Theory Uint_Userguide

(*  Title:      Uint_Userguide.thy
    Author:     Andreas Lochbihler, ETH Zurich
*)

chapter ‹User guide for native words›

(*<*)
theory Uint_Userguide imports
  Uint32
  Uint16
begin
(*>*)

text ‹
  This tutorial explains how to best use the types for native
  words like @{typ "uint32"} in your formalisation.
  You can base your formalisation
  \begin{enumerate}
  \item either directly on these types,
  \item or on the generic @{typ "'a word"} and only introduce native
    words a posteriori via code generator refinement.
  \end{enumerate}

  The first option causes the least overhead if you have to prove only
  little about the words you use and start a fresh formalisation.
  Just use the native type @{typ uint32} instead of @{typ "32 word"}
  and similarly for ‹uint64›, ‹uint16›, and ‹uint8›.
  As native word types are meant only for code generation, the lemmas
  about @{typ "'a word"}  have not been duplicated, but you can transfer
  theorems between native word types and @{typ "'a word"} using the
  transfer package.

  Note, however, that this option restricts your work a bit:
  your own functions cannot be ``polymorphic'' in the word length,
  but you have to define a separate function for every word length you need.

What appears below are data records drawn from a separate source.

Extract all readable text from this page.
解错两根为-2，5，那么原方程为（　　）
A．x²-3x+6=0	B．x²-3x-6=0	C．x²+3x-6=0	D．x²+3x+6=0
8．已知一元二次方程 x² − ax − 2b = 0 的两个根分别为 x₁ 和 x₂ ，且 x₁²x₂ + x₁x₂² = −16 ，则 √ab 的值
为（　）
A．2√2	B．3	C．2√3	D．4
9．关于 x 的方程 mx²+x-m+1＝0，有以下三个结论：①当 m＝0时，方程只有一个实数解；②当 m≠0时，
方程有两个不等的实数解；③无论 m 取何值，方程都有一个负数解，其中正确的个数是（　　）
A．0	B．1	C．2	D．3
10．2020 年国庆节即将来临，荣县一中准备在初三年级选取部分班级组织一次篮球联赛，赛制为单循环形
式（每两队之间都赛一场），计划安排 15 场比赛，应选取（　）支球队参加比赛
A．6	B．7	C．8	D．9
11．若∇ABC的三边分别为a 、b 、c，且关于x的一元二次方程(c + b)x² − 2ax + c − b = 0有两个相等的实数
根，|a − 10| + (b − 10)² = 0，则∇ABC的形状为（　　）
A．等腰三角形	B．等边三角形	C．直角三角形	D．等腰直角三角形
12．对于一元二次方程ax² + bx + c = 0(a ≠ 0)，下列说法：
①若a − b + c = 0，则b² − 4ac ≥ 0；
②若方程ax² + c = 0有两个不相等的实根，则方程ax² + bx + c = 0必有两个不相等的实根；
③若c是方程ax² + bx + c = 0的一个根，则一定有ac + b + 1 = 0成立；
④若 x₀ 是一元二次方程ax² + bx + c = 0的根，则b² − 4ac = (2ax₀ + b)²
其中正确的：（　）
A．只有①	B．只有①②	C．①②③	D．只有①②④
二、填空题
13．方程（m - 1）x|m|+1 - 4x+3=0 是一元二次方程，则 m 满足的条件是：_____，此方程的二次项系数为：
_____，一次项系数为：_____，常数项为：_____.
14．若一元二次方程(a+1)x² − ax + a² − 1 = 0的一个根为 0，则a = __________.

  The second option is recommended if you already have a formalisation
  based on @{typ "'a word"} or if your proofs involve words and their
  properties. It separates code generation from modelling and proving,
  i.e., you can work with words as usual. Consequently, you have to
  manually setup the code generator to use the native types wherever
  you want. The following describes how to achieve this with moderate
  effort.

  Note, however, that some target languages of the code generator
  (especially OCaml) do not support all the native word types provided.
  Therefore, you should only import those types that you need -- the
  theory file for each type mentions at the top the restrictions for
  code generation. For example, PolyML does not provide the Word16
  structure, and OCaml provides neither Word8 nor Word16.
  You can still use these theories, but these words will
  be implemented via Isabelle's ‹Word› library, i.e.,
  you do not gain anything in terms of efficiency.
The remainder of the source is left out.